Ben Watt Presents...Buzzin’ Fly Volume 3
t’s easy to look at Ben Watt’s production style on Everything But the Girl’s Temperamental or Walking Wounded and declare them one-offs in light of their back catalogue of acoustic pop. Yet a single look at Watt’s Buzzin’ Fly label—which has been putting out laudable house and dance music in addition to drum ‘n’ bass and indie—is enough to rebuke that claim. Since 2002, Watt has helmed the imprint and put out only a few releases, but has staged a series of successful live shows and DJ sets. Thus, these Buzzin’ Fly compilations serve two purposes: to exhibit the immense talent on his label and to offer a chance for fans to gain a taste of the Watt live experience. On this third compilation, Watt does both once again.
The first Buzzin’ Fly was a subtle affair and a careless ear wouldn’t have detected anything but slightly different products from the same 808 machines. But the addition of Terrence Trent D’Arby on “A Stronger Man” and the remix of Low’s “Tonight” presented unexpected (but welcomed) breaks from the constant meter and melody by using voices backed by strong personalities. The second Buzzin’ Fly was even subtler but still flexed its motley muscles by adding a touch of electro. While not as acute of a change compared to the first volume, it was a more effective one because it ran throughout the compilation.
Volume 3 lies somewhere between the first two mixes. After a brief intro, “Old Soul” properly begins the compilation. Backed mostly by subtle, pitch shifting bells, Baby Blak utters lines with an unvarnished cool, his cadence turning a possibly prosaic performance into street poetry. From there Watt delves further into house as “Gazebo” feeds off Blak’s echoes and steadily increases the weight and speed. The Manoo and Francois A mix of “Clear Sky” gets even more aggressive, and soon enough, the niceness of “Old Soul” seems lost in the shuffle as “Lose Control” takes over. In other words, this is where the M.O. of Buzzin’ Fly Volume 1 ends. Like Terrence Trent D’Arby’s performance on the first comp, Baby Blak offers an emotional frame, but his placement in the beginning rather than the middle or end means that it lingers longer.
The Timewriter remix of “I Love Deep” cuts the monotonous route the songs could have taken by introducing breakbeats, while “San Fernando Road” is even more scaled back. Beginning with “Metamotional,” Watt starts to stir the pot by veering even further towards the progressive vein by using unorthodox samples like cowbells and hi-hats on “Insomnia.” From here on in Watt follows the template Buzzin’ Fly Volume 2 by shifting influences and doing so more aggressively. “Square Back,” the two mixes of “So Far Back,” and even “One Week in Cuba” approach shades of microhouse and create a surprisingly ambient outro sequence.

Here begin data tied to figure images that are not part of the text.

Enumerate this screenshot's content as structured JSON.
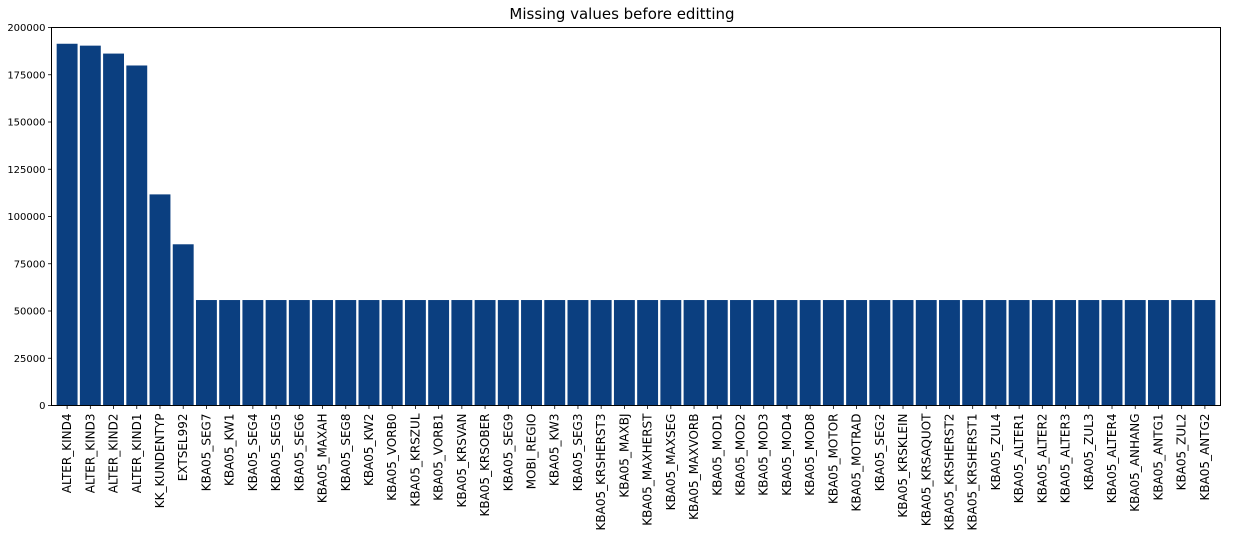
{
  "chart_data": {
    "type": "bar",
    "title": "Missing values before editting",
    "xlabel": "",
    "ylabel": "",
    "ylim": [
      0,
      200000
    ],
    "yticks": [
      0,
      25000,
      50000,
      75000,
      100000,
      125000,
      150000,
      175000,
      200000
    ],
    "grid": false,
    "bar_color": "#0b3f80",
    "categories": [
      "ALTER_KIND4",
      "ALTER_KIND3",
      "ALTER_KIND2",
      "ALTER_KIND1",
      "KK_KUNDENTYP",
      "EXTSEL992",
      "KBA05_SEG7",
      "KBA05_KW1",
      "KBA05_SEG4",
      "KBA05_SEG5",
      "KBA05_SEG6",
      "KBA05_MAXAH",
      "KBA05_SEG8",
      "KBA05_KW2",
      "KBA05_VORB0",
      "KBA05_KRSZUL",
      "KBA05_VORB1",
      "KBA05_KRSVAN",
      "KBA05_KRSOBER",
      "KBA05_SEG9",
      "MOBI_REGIO",
      "KBA05_KW3",
      "KBA05_SEG3",
      "KBA05_KRSHERST3",
      "KBA05_MAXBJ",
      "KBA05_MAXHERST",
      "KBA05_MAXSEG",
      "KBA05_MAXVORB",
      "KBA05_MOD1",
      "KBA05_MOD2",
      "KBA05_MOD3",
      "KBA05_MOD4",
      "KBA05_MOD8",
      "KBA05_MOTOR",
      "KBA05_MOTRAD",
      "KBA05_SEG2",
      "KBA05_KRSKLEIN",
      "KBA05_KRSAQUOT",
      "KBA05_KRSHERST2",
      "KBA05_KRSHERST1",
      "KBA05_ZUL4",
      "KBA05_ALTER1",
      "KBA05_ALTER2",
      "KBA05_ALTER3",
      "KBA05_ZUL3",
      "KBA05_ALTER4",
      "KBA05_ANHANG",
      "KBA05_ANTG1",
      "KBA05_ZUL2",
      "KBA05_ANTG2"
    ],
    "values": [
      191400,
      190400,
      186200,
      179900,
      111700,
      85300,
      55800,
      55800,
      55800,
      55800,
      55800,
      55800,
      55800,
      55800,
      55800,
      55800,
      55800,
      55800,
      55800,
      55800,
      55800,
      55800,
      55800,
      55800,
      55800,
      55800,
      55800,
      55800,
      55800,
      55800,
      55800,
      55800,
      55800,
      55800,
      55800,
      55800,
      55800,
      55800,
      55800,
      55800,
      55800,
      55800,
      55800,
      55800,
      55800,
      55800,
      55800,
      55800,
      55800,
      55800
    ]
  }
}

I will admit that listening to Watt’s compilations felt a little strange since he practically locked himself into a single genre, but it’s obviously still that Ben Watt from EBTG. His Buzzin’ Fly series won’t raise any eyebrows elicit any gasps, but a good mix doesn’t necessarily have to. Instead, we get what any good mix should give us: a starting point to seek out other artists and anticipation for the next volume in the series.